Не успела я, полусонная, изобразить восторг по поводу приключения с беспомощным Ипполито Версаче, как последовала другая история, не менее интересная, но уже основанная на местном материале.
— Вот так и живешь, — вздохнул Добродеев, — вся жизнь в дороге. Но не всегда Париж или Рим… О нет, Катюша, далеко не всегда. В январе, например, был по заданию редакции на Камчатке. Природа фантастическая! Сопки, вулканы! Зверья полно. А гейзеры! Куриные яйца за минуту вкрутую варятся. Там вот, там произошел презабавнейший случай — бык, упавший с неба, обыкновенный живой бык, упавший с неба, пробил палубу рыболовецкого сейнера и потопил его! Представляете? — Добродеев, как опытный рассказчик, делает долгую паузу и лукаво смотрит на меня.
Мне даже не нужно делать вид, что я проснулась. Я действительно проснулась и уставилась на журналиста во все глаза. Добродеев довольно хмыкнул.
— Быка-производителя перевозили вертолетом из одного хозяйства в другое, в подвешенном состоянии, а трос, надо же было такому казусу случиться, оборвался прямо над сейнером!
Добродеев сияет, видя мое изумление. А я, в свою очередь, чувствую, что еще одна подобная история, и мой бедный мозг откажется от всяких попыток определить, где кончается реальность и начинается щедрый добродеевский вымысел.
Было около полуночи, когда Добродеев, заметив наконец, что я беспардонно зеваю прямо ему в лицо, бросил взгляд на часы и засобирался домой.

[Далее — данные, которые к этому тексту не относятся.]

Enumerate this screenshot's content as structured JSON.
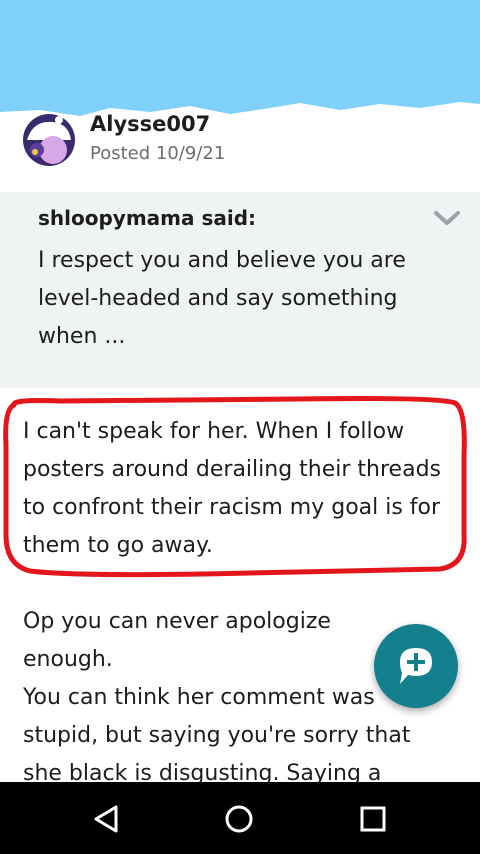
{
  "post": {
    "author": "Alysse007",
    "posted": "Posted 10/9/21"
  },
  "quote": {
    "author": "shloopymama said:",
    "text": "I respect you and believe you are level-headed and say something when ..."
  },
  "body": {
    "paragraph1": "I can't speak for her. When I follow posters around derailing their threads to confront their racism my goal is for them to go away.",
    "paragraph2_lines": [
      "Op you can never apologize",
      "enough.",
      "You can think her comment was",
      "stupid, but saying you're sorry that",
      "she black is disgusting. Saying a"
    ]
  },
  "colors": {
    "banner": "#7fd0fb",
    "quote_bg": "#f0f3f4",
    "highlight": "#e3161c",
    "fab": "#14808e"
  },
  "icons": {
    "fab": "chat-plus-icon",
    "quote_toggle": "chevron-down-icon",
    "nav_back": "back-triangle-icon",
    "nav_home": "home-circle-icon",
    "nav_recents": "recents-square-icon"
  }
}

Я еще нашла в себе силы позвонить Галке и сказать, что с ней хочет поговорит следователь Кузнецов Леонид Максимович… и предупредила, чтобы она не ляпнула про письмо Метлицкой и фотографии, которые мы отправили потенциальным убийцам.
Я уснула мгновенно. Мне снилось лесное озеро, сверкающее в лучах полуденного солнца, стремительные росчерки крошечных самолетиков-стрекоз над его поверхностью, заросли желтых кувшинок и роскошная зелень молодого июньского лета… И, достойно увенчивая эту безмятежную картину, высоко в небе орлом парил громадный крылатый бык-производитель…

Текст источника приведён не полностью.